I love The Golden Girls!
I say this unashamedly and without irony. After my history of physical and intellectual pursuits and a man card validated by a shelf of karate trophies in my room, I will say it again. I love The Golden Girls!
I love telling that to people. It really throws them off and I get a good laugh. But I say it with all sincerity.
The Golden Girls was helmed by Christopher Lloyd, who is responsible for producing many, many hit TV shows over the years, Modern Family being his most recent hit. But it pales in contrast to The Golden Girls, which was perfectly cast, brilliantly written, and much less dated today than the sorely Modern Family will be in twenty years. And did you know that Bea Arthur was a truck driver for the USMC?
But it is special to me for other reasons than its comedic excellence.
Like many grandparents, mine watched a lot of television. My maternal grandmother must have seen every episode ever produced of Seinfeld, Frasier, and The Golden Girls. When I was only about seven or eight years old, I used to watch "her shows" with her for a few minutes at a time, and the only one that ever held my attention was TGG. Something about the razor-sharp delivery of cutting one-liners, whose actual meaning was far above my head at the time, struck a chord of comedic appreciation with me, even as a child, and I would laugh hysterically at Sophia's deadpan delivery of snark and insults.
I grew up with my grandparents' friends, on both sides of the family. Through holidays, dinners and sunday brunches, I was introduced from infancy to an eclectic and boisterous mix of personalities. They were a hilarious group of people; they loved nothing better than to get together and pass the time.
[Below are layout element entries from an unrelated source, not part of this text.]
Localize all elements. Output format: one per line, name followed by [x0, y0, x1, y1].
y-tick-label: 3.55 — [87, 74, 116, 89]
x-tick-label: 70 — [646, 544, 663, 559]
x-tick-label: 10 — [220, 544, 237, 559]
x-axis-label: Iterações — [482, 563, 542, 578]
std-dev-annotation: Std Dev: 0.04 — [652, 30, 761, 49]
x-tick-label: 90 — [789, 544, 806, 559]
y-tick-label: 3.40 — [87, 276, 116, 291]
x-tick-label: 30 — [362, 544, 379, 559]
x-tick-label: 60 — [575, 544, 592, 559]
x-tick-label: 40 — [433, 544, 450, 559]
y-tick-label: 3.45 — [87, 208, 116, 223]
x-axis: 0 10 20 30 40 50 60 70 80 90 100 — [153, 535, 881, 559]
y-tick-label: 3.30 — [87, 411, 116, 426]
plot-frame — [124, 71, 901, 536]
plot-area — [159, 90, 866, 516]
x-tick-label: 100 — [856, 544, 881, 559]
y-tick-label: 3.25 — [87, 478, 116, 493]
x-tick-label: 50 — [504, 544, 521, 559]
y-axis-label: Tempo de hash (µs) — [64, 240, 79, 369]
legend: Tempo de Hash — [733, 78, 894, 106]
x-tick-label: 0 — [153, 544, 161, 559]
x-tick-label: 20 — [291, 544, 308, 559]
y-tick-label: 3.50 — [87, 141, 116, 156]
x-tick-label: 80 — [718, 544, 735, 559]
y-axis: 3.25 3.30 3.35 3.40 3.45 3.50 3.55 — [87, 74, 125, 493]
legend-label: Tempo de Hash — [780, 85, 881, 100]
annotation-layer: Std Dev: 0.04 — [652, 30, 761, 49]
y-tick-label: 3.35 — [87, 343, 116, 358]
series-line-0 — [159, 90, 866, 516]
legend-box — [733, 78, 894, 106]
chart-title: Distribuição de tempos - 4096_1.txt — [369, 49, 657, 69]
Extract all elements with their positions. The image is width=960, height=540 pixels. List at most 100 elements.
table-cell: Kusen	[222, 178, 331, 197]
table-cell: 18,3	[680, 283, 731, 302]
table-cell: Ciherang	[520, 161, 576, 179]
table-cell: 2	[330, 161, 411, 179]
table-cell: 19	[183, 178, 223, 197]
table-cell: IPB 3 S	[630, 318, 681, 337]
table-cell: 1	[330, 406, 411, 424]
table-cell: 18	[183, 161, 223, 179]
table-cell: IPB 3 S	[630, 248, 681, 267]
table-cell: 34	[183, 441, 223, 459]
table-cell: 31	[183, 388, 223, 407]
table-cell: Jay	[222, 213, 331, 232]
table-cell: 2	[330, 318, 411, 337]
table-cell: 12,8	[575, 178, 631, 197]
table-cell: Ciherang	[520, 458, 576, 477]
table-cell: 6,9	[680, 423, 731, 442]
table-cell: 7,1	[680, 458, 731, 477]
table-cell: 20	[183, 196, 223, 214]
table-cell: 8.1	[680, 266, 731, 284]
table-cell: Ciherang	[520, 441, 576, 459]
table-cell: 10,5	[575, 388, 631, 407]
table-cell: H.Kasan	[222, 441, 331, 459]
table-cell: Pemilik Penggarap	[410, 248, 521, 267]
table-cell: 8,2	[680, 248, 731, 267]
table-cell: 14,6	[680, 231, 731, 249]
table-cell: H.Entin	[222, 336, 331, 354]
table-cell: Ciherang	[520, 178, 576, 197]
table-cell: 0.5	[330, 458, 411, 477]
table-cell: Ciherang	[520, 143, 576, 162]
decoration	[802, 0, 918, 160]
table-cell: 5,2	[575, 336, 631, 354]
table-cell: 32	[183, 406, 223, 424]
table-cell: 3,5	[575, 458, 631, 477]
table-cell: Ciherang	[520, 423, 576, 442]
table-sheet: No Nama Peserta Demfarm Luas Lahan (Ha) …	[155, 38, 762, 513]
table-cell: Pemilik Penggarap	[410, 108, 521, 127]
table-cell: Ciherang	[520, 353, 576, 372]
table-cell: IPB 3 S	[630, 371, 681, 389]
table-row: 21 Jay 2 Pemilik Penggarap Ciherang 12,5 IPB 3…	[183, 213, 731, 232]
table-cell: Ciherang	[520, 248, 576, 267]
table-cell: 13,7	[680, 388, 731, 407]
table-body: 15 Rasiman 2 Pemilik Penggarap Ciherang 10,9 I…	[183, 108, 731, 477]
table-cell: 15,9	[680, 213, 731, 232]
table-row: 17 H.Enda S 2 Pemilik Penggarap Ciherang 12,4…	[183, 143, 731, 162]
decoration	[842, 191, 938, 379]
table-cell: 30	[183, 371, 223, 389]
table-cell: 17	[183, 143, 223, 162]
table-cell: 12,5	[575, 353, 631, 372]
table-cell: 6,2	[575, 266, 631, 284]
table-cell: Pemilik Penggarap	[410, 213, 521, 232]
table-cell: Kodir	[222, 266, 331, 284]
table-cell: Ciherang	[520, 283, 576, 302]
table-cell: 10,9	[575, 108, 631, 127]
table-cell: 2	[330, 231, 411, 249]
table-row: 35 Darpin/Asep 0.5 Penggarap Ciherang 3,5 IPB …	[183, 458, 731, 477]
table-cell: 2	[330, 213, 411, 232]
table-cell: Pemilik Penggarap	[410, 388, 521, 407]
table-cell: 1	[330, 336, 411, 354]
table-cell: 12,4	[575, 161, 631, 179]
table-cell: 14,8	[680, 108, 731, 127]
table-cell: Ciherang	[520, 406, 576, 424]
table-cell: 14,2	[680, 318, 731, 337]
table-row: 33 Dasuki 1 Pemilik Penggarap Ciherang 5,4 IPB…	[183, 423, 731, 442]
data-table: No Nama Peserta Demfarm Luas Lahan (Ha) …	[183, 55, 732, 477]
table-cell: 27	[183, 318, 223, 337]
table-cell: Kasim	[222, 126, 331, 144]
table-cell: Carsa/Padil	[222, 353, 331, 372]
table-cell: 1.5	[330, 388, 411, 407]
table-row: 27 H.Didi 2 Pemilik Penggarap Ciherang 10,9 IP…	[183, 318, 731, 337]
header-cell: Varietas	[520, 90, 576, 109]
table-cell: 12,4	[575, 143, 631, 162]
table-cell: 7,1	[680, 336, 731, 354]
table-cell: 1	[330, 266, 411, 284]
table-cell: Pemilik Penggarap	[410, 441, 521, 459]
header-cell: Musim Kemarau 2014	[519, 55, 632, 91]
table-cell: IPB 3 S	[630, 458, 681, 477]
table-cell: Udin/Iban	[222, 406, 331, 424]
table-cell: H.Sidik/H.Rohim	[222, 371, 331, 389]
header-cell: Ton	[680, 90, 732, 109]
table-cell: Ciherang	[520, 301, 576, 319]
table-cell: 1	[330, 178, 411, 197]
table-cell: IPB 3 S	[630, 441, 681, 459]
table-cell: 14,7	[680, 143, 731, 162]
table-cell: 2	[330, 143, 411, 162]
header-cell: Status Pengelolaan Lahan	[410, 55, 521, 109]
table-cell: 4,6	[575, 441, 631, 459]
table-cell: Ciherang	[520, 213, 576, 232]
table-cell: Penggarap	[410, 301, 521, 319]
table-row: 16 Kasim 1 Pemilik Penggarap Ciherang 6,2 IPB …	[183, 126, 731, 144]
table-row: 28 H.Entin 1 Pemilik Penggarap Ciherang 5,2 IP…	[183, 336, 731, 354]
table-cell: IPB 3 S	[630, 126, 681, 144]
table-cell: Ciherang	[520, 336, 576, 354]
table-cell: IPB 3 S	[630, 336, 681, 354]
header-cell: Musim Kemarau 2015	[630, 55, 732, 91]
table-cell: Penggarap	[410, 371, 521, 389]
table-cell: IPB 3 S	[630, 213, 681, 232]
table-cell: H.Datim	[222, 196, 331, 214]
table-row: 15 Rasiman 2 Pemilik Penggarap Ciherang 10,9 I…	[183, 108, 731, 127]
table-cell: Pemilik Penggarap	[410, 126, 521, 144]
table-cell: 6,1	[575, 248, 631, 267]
A Sunday brunch at my dad's old family home overlooking Woodland Bayou would begin as soon as the bell rang the close of service at my grandparents' church and would not end until the shadows grew long in the afternoon. Men and women who had known each other for thirty years or more would gather in ever-shifting clumps of conversation inside and outside the house and pass an afternoon laughing over rich food and fizzing cocktails.
As one of the younger members of the family, I was not an active part of many conversations, but the overall experience made an impression on me. Every time I attend or assist with a party, I am hoping in the back of my mind that it will be comparable to the uproarious good times had by interesting people at my grandparents' home. Sadly, such events never occur by design; they create themselves from the interaction of the people who attend. Experience has taught me that just as good food will never be truly appreciated by people whose palates have been conditioned by McDonalds, a generation (in this case, my own) raised on smart phones and online friends lists are rarely apt to take advantage of opportunities to actively engage in storytelling, joke-swapping and yarn-spinning.
And, personally, I think that what I saw in the personalities I saw on display among my grandparents and their peers is why I love The Golden Girls as much as I do. Many of those people are dead now, but when I watch the clashes of articulate personalities on TGG, I am strongly reminded of people I knew, but did not appreciate as much as I should have when I had the chance. The Golden Girls is, for me, a glimpse into the lives of fictional characters created from personalities I knew in real life. And even though I didn't know them well, I can, in retrospect, appreciate who they were, and consequently feel their absence.
It's like dark chocolate; a combination of bitterness and sweetness. A celebration of strong friendships which could survive witty, biting and stinging deliveries of insights. Friendships that were articulate, often strained, but always strong and supportive.